Yggdrasil Decision Forests Versions Save

A library to train, evaluate, interpret, and productionize decision forest models such as Random Forest and Gradient Boosted Decision Trees.

1.4.0

1 year ago

Features

  • Speed-up the computation of PDP and CEP in the model analysis tool.
  • Add compilation of model into .h file.
  • [JS port] Add "prefix" argument to model loading method.
  • Rename logging function from LOG to YDF_LOG to limit risk of collision with TF or Absl.

Fix

  • [JS port] Fix memory leak. Release emscripten objects.

1.3.0

1 year ago

1.3.0

Features

  • Setting the generic hyper-parameter "subsample" is enough enable random subsampling (to need to also set "sampling_method=RANDOM").
  • Improve the display of decision tree structures.
  • The Hyper-parameter optimizer field "predefined_search_space" automatically configures the set of hyper-parameters to explore during automatic hyper-parameter tuning.
  • Replaces the MEAN_MIN_DEPTH variable importance with INV_MEAN_MIN_DEPTH.

1.2.0

1 year ago

1.2.0 - 2022-11-18

Features

  • YDF can load TF-DF models directly (i.e. a TF model with a YDF model in the "assets" sub directory).
  • Expose confusion tables in a GBT model's analysis.
  • Add the "compute_variable_importances" tool to compute variable importances on an already trained model.
  • Add the "experimental_analyze_model_and_dataset" tool to understand/analyze models.

1.1.0

1 year ago

Features

  • Early stopping is no longer triggered during first iterations.

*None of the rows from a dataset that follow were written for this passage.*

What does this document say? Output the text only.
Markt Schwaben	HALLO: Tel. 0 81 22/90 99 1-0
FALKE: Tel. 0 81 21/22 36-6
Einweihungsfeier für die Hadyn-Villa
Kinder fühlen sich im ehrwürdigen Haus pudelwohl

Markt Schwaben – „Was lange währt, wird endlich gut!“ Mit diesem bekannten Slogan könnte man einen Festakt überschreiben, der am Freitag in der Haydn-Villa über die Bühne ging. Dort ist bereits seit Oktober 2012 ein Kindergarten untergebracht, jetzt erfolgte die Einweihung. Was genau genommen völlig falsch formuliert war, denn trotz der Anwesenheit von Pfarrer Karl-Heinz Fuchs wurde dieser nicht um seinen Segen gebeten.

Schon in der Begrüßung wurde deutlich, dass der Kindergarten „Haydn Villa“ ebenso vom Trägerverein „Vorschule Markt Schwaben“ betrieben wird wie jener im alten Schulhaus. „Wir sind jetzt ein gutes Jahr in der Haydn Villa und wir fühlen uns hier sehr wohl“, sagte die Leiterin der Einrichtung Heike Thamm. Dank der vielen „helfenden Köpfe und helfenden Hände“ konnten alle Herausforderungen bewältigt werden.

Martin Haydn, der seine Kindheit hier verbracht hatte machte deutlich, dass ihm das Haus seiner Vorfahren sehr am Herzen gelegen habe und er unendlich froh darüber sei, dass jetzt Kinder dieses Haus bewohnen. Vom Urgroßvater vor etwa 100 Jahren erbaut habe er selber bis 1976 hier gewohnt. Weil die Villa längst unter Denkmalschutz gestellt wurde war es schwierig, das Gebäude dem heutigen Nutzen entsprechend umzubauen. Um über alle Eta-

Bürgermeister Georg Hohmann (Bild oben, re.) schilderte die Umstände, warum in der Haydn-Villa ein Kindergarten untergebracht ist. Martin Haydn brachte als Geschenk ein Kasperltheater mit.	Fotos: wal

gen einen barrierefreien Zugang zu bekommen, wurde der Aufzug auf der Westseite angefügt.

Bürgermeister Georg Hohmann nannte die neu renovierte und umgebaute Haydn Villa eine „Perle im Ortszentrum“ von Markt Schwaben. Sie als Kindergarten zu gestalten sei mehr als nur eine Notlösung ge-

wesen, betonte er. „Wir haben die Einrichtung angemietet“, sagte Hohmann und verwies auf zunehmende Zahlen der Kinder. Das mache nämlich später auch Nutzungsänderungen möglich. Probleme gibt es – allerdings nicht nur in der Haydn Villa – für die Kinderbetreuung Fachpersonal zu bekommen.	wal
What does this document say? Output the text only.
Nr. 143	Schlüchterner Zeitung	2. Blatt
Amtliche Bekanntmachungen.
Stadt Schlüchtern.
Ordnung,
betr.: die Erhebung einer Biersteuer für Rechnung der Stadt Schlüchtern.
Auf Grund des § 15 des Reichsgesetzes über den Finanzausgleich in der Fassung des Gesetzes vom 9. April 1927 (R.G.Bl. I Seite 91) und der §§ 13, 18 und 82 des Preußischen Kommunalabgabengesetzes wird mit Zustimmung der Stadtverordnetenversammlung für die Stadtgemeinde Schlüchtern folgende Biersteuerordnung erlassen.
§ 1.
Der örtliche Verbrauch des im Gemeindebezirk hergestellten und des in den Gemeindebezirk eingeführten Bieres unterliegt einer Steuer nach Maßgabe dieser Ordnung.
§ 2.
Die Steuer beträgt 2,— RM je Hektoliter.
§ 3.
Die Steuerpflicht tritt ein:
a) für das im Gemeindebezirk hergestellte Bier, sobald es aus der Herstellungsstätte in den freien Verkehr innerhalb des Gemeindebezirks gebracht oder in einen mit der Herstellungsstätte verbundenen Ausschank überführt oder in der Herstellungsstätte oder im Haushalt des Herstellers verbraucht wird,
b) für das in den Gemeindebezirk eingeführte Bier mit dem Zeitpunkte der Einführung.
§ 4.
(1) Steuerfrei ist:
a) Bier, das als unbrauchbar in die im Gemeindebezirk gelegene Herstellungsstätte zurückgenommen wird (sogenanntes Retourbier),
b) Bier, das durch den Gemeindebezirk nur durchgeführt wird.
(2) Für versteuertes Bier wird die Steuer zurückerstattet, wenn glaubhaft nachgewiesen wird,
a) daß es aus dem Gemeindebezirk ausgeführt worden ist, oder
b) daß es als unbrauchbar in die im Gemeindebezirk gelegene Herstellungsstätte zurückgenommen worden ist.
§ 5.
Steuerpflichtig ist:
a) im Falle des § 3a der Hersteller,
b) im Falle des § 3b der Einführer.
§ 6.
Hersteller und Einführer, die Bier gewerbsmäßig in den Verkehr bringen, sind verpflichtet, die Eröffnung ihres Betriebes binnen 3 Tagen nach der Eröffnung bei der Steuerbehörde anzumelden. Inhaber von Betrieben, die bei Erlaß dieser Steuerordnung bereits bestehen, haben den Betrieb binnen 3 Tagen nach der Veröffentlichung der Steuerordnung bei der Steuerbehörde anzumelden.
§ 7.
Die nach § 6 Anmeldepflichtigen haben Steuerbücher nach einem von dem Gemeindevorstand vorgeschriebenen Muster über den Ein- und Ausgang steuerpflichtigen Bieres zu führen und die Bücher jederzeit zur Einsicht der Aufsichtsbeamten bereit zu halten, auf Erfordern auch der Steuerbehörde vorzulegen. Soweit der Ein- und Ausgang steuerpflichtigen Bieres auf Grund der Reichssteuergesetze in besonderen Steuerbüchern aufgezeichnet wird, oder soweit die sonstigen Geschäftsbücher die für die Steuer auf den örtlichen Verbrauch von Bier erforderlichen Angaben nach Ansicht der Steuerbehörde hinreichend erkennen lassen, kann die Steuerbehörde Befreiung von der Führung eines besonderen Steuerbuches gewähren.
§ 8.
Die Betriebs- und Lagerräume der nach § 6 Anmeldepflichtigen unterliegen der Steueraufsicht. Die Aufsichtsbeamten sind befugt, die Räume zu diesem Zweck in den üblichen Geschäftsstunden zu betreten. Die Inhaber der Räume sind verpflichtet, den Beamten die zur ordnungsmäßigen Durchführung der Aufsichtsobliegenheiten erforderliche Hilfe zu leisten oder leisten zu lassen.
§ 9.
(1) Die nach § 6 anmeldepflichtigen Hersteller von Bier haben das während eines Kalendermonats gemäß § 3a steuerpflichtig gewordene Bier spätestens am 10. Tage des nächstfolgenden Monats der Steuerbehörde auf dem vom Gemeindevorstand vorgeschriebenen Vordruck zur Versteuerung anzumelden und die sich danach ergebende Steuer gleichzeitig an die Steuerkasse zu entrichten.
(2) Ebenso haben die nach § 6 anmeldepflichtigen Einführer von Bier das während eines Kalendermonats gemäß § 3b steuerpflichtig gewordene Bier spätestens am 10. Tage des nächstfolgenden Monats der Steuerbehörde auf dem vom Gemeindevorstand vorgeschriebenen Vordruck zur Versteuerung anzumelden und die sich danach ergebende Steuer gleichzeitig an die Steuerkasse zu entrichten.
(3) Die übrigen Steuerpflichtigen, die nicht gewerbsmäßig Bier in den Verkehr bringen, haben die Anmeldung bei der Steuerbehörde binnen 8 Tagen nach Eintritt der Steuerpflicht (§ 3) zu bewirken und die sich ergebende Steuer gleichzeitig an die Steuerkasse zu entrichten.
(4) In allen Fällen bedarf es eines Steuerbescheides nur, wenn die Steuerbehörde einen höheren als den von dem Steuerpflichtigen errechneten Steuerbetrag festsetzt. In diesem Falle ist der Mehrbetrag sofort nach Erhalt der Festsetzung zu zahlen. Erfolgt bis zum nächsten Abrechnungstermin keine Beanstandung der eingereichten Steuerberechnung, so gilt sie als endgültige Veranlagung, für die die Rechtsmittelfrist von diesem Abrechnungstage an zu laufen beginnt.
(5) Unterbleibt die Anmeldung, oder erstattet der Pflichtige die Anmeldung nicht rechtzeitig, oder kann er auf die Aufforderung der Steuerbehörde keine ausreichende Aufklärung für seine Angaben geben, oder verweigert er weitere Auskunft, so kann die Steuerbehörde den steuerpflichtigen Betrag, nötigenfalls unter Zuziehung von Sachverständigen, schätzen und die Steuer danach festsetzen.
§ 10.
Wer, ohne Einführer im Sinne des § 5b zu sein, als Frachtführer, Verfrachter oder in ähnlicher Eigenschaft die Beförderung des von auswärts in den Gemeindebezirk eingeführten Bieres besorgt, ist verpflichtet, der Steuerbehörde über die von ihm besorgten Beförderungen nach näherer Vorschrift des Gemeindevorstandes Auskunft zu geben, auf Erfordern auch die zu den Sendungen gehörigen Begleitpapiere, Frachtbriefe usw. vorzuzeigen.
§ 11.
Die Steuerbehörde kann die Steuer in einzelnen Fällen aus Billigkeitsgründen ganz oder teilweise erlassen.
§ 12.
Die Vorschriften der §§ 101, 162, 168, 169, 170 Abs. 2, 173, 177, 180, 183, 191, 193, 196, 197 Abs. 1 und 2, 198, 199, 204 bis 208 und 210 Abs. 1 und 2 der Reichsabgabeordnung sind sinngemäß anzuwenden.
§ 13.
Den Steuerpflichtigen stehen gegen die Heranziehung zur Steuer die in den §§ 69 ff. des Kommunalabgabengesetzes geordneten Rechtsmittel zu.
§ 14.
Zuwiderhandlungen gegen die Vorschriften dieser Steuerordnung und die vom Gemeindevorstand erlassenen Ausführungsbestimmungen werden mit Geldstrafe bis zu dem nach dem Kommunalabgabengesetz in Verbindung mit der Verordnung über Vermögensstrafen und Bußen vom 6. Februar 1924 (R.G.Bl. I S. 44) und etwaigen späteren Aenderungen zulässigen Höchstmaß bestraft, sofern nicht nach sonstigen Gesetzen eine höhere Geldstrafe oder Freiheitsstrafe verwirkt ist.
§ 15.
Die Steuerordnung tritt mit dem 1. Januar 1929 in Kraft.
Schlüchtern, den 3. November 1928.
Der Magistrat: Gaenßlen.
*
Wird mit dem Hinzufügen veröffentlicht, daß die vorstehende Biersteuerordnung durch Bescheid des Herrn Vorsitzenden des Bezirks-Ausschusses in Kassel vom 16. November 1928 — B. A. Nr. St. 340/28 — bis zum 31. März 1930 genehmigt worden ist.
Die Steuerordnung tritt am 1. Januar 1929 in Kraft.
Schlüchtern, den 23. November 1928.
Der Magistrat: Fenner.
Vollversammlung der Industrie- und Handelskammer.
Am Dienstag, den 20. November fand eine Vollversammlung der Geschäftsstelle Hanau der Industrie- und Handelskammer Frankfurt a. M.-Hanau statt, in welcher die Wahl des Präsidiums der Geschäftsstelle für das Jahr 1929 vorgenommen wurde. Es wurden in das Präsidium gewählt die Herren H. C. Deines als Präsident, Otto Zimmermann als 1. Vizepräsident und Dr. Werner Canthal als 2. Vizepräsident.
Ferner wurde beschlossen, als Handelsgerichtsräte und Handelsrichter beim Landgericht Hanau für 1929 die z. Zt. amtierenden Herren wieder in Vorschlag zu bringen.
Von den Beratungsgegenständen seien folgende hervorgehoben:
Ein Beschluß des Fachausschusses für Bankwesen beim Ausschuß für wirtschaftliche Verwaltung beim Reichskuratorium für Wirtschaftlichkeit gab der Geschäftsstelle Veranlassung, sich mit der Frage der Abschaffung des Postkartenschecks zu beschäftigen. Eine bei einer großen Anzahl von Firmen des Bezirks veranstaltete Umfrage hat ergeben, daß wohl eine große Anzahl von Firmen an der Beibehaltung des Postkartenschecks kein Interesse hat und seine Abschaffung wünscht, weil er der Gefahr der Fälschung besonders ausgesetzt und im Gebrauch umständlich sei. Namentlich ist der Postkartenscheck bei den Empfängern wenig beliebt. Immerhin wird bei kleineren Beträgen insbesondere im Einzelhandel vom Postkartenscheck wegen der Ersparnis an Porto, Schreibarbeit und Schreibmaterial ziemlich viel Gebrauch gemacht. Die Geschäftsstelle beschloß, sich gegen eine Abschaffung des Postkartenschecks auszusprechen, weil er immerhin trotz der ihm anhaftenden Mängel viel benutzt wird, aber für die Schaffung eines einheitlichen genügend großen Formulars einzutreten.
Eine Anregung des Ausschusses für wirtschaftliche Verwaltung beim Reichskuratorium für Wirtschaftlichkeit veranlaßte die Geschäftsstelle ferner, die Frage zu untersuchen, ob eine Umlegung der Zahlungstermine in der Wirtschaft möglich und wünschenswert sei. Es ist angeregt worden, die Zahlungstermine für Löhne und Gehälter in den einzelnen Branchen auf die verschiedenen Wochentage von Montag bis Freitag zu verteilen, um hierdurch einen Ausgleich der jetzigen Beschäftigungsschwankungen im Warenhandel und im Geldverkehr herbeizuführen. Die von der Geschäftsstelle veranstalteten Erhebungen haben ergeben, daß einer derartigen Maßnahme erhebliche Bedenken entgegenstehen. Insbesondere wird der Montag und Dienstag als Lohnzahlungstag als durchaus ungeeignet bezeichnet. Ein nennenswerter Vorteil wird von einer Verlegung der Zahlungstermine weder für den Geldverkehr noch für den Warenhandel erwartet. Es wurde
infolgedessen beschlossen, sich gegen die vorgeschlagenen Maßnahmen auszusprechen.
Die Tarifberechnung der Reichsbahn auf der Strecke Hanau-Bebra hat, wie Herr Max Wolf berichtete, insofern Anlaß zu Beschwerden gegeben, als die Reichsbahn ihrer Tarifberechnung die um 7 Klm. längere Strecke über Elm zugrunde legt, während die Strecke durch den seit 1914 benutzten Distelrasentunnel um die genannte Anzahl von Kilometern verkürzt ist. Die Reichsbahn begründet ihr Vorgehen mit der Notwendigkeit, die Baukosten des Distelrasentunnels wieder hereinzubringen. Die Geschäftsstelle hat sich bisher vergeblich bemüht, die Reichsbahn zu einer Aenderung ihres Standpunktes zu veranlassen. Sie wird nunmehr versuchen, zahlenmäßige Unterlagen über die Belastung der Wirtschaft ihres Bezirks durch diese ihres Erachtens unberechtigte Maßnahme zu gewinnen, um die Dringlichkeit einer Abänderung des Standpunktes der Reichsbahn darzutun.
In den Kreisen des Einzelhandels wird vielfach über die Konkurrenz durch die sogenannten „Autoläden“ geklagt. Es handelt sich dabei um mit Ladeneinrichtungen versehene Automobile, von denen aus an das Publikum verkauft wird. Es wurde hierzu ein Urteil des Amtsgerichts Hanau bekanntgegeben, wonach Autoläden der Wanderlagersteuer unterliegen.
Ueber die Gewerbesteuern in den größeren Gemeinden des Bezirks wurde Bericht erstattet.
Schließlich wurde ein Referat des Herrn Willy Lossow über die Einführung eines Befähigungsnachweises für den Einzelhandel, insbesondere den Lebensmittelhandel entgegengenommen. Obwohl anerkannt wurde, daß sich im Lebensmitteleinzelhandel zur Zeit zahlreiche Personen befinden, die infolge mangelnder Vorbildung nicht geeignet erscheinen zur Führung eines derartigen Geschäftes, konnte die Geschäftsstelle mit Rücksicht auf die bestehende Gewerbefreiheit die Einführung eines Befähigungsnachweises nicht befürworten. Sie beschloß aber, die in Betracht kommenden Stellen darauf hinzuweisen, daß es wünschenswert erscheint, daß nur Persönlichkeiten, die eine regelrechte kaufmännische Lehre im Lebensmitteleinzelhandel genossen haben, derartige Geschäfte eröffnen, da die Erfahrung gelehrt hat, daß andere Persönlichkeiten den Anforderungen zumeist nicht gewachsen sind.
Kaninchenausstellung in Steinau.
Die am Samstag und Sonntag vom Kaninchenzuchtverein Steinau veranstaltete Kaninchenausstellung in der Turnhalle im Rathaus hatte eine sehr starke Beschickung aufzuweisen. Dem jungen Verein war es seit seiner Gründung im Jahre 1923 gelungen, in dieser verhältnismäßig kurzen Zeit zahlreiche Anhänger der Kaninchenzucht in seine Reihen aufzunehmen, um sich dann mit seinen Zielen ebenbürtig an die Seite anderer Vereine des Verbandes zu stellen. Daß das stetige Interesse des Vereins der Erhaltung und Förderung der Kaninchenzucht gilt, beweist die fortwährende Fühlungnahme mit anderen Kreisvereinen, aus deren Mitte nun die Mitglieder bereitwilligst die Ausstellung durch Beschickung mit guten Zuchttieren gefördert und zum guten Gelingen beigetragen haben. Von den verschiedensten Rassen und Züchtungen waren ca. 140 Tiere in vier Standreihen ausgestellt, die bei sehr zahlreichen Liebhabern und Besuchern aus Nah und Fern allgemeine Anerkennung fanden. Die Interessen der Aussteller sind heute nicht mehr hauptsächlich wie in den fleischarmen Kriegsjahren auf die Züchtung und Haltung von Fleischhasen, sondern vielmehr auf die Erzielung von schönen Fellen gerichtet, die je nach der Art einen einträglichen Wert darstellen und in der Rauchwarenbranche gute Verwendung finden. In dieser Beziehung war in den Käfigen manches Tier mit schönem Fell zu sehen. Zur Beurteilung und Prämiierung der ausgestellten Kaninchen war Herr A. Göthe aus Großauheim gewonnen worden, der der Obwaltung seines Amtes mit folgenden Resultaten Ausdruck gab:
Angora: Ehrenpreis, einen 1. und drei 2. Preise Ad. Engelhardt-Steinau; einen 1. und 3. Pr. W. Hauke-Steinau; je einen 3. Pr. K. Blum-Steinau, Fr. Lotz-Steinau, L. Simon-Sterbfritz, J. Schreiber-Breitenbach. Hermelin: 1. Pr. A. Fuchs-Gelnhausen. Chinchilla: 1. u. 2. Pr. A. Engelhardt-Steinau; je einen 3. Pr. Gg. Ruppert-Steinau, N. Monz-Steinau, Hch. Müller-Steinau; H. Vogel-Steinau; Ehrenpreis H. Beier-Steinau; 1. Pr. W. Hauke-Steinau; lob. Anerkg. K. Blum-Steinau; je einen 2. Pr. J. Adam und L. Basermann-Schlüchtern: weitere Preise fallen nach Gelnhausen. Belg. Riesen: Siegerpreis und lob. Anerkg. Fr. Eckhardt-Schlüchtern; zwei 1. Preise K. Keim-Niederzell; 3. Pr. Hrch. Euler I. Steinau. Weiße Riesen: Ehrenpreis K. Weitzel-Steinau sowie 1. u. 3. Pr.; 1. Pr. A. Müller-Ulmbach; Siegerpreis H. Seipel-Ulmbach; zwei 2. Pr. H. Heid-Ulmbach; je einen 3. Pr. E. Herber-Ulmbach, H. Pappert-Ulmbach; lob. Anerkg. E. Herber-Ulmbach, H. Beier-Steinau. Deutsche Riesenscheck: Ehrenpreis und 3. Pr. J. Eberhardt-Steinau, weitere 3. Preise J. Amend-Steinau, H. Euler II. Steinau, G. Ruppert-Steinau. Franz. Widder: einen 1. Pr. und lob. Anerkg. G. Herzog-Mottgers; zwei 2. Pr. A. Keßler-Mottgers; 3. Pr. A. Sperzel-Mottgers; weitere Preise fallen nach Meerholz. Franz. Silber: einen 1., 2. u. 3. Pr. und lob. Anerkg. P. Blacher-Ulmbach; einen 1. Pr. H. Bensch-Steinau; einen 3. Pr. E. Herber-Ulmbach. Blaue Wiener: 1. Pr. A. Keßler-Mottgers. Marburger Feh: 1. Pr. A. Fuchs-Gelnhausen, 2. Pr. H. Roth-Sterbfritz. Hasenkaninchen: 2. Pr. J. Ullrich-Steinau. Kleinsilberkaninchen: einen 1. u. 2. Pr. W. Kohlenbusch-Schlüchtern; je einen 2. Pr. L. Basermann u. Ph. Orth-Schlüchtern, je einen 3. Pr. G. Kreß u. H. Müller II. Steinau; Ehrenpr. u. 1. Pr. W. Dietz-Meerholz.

The initial iteration for early stopping can be controlled with the new parameter early_stopping_initial_iteration in gradient_boosted_trees.proto.
  • Benchmark inference tool does not require for the dataset to contain the label column.
  • The user can specify the location of the wasm file in the JavaScript port.

1.0.0

1 year ago

Yggdrasil Decision Forests 1.0.0

With this release, Yggdrasil Decision Forests finally reaches its first major release 1.0.0 🥳

With this milestone we want to communicate more broadly that Yggdrasil Decision Forests has become a more stable and mature library. In particular, we established more comprehensive testing to make sure that YDF is ready for professional environments.

Features

  • Go (GoLang) inference API (Beta): simple engine written in Go to do inference on YDF and TF-DF models.
  • Creation of html evaluation report with plots (e.g., ROC, PR-ROC).
  • Add support for Random Forest, CART, regressive GBT and Ranking GBT models in the Go API.
  • Add customization of the number of IO threads in the deployment proto.

1.0.0rc0

1 year ago

Fix

  • Improved documentation.

0.2.5

1 year ago

Features

  • Multi-threading of the oblique splitter for gradient boosted tree models.
  • Support for Javascript + WebAssembly inference of model.
  • Support for pure serving model i.e. model containing only serving data.
  • Add "edit_model" cli tool.

Fix

  • Remove bias toward low outcome in uplift modeling.

js_0.2.5_rc1

1 year ago

Pre-compiled binary for the Javascript + WebAssembly inference library.

Compiled with:

bazel build -c opt --config=lto --config=size --config=wasm //yggdrasil_decision_forests/port/javascript:create_release

0.2.4

2 years ago

Features

  • Discard hessian splits with score lower than the parents. This change has little effect on the model quality, but it can reduce its size.
  • Add internal flag hessian_split_score_subtract_parent to subtract the parent score in the computation of an hessian split score.
  • Add the hyper-parameter optimizer as one of the meta-learner.
  • The Random Forest and CART learners support the NUMERICAL_UPLIFT task.

0.2.3

2 years ago

Features

  • Honest Random Forests (also work with Gradient Boosted Tree and CART).
  • Can train Random Forests with example sampling without replacement.
  • Add support for Focal Loss in Gradient Boosted Tree learner.

Fixes

  • Incorrect default evaluation of categorical split with uplift tasks. This was making uplift models with missing categorical values perform worst, and made the inference of uplift model possibly slower.